6.  PROVISIONAL REGISTRATION

  The draft Bill provides in paragraph 11 for the provision of a list of sites that might be put out for consultation by a heritage authority as possible heritage assets. These have to be a registrable structure or a registrable open space. There is no mention of WHSs in this regard.

  As WHSs can become registrable assets, ICOMOS-UK considers that there needs to be a link between the Tentative List process and Provisional Registration of World Heritage assets.
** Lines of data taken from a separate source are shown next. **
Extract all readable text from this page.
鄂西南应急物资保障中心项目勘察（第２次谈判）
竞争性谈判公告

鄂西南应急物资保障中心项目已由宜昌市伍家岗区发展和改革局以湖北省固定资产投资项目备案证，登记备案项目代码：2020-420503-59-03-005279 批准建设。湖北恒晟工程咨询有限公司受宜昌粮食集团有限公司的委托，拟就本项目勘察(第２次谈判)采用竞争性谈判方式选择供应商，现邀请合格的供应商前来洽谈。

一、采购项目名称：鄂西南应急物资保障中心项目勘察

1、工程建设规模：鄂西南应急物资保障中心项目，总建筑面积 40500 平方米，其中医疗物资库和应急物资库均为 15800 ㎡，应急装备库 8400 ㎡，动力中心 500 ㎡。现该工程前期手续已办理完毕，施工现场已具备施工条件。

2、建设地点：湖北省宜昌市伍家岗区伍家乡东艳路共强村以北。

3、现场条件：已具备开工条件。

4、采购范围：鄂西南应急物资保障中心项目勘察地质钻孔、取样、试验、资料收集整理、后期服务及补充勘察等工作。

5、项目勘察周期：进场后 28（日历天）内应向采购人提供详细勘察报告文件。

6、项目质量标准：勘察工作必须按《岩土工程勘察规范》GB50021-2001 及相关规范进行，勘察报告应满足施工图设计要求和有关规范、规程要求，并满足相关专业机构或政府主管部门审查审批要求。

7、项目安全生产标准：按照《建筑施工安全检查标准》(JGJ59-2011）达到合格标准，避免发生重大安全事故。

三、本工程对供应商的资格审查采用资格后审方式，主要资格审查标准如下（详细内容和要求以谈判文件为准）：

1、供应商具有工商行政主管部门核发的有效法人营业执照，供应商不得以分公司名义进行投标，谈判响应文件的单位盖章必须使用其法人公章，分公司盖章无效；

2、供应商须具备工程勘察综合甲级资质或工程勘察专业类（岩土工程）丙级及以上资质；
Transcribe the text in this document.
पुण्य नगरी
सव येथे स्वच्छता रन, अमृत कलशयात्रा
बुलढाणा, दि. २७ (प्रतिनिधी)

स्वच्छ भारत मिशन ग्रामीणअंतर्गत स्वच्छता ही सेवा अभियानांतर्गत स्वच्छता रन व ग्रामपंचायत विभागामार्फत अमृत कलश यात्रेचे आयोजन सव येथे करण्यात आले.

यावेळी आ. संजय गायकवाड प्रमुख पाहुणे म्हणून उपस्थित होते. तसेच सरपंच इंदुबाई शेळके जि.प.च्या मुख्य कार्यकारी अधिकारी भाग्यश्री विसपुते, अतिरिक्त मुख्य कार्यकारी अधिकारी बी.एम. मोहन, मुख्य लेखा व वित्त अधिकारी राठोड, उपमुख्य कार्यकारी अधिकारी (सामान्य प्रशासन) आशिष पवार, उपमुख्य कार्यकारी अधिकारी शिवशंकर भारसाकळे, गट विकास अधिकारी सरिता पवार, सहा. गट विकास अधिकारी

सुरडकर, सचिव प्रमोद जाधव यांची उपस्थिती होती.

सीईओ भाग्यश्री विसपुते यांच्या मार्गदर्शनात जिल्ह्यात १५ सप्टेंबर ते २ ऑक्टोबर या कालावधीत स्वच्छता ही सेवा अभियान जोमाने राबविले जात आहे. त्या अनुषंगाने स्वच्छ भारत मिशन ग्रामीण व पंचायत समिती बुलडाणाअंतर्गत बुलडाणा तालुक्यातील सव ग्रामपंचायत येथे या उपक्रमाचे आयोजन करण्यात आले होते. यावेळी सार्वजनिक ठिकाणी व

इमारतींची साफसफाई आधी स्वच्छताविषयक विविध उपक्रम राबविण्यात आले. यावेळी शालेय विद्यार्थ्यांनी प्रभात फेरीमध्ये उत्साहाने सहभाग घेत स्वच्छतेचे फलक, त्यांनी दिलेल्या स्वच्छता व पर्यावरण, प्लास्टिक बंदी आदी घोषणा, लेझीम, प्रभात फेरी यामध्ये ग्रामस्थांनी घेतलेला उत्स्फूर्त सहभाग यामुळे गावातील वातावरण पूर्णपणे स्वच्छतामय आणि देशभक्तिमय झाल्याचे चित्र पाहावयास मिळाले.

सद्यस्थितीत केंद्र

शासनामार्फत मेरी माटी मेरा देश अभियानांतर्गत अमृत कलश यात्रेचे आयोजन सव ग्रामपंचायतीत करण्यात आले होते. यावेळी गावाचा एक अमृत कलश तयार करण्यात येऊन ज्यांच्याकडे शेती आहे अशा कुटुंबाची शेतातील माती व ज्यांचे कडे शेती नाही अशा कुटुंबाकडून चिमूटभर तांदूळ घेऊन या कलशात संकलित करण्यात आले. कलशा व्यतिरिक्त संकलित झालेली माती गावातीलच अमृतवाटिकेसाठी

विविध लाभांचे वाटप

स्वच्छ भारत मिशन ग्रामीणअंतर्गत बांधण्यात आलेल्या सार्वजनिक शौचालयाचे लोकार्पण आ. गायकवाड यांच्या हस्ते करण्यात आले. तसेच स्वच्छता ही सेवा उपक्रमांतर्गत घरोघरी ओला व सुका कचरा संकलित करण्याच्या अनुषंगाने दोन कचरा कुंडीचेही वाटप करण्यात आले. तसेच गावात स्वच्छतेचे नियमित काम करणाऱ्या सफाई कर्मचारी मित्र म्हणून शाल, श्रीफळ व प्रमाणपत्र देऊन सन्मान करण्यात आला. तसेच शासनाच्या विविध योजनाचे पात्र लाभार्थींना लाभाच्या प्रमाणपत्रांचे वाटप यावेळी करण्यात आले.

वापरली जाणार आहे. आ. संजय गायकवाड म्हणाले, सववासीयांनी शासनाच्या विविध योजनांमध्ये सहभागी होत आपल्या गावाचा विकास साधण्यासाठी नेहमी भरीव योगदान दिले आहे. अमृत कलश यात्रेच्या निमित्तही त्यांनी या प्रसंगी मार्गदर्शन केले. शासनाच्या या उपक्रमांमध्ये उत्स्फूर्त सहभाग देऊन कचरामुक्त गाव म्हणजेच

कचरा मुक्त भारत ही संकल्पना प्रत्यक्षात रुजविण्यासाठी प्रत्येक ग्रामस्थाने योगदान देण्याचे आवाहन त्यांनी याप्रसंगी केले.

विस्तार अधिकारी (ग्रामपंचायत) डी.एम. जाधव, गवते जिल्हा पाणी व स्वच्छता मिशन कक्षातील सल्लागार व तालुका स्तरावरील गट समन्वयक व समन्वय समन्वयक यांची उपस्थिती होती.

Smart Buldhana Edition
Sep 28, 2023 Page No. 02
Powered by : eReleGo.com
7.  DCLG "PROTECTION OF WORLD HERITAGE SITES" CONSULTATION

  The White Paper stated that it was the intention to update planning policy to strengthen consideration of WHSs in the planning system (para 53) and to introduce a new Planning Circular which will be part of a revision of part of PPG 15. This planning circular is said by the White Paper (para 54) to recognise in national policy the need to protect WHSs and to make "more prominent" the need to create management plans and "where needed" buffer zones, and to clarify the impact of Design and Access Statements in relation to WHSs.

  8.  The DCLG Protection of World Heritage Sites: Consultation Paper, which includes a Planning Circular and draft English Heritage Guidance note has now been put out for consultation and ICOMOS-UK will be commenting. In particular we consider that this should include:

    1.  Article 4(1) Directions to remove permitted development rights as a matter of course for WHSs that become Article 1(5) land.

    2.  Consideration of the roll out of Article 1(5) land into buffer zones where clearly delineated within cartographic boundaries. Where the buffer zone is defined as a conservation area inclusion of Article 4(1) for areas with WHSs within them.

    3.  Clear guidance on scope and extent of the potential to promote protection for WHSs within RSSs, UDPs and LDFs alongside shared representation with EH support at EIPs, where needed.

    4.  Formal adoption of buffer zones and wider setting, clearly defining their extent independently or as part of management plans and the planning weight to be accorded to such designations.

    5.  Adoption of the appropriate parts of management plans as SPD.

    6.  Guidance on notifying UNESCO on major developments.

    7.  Controls on farming, including major agricultural buildings, and forestry in WHSs.

    8.  Regulations for infrastructural development affecting WHSs.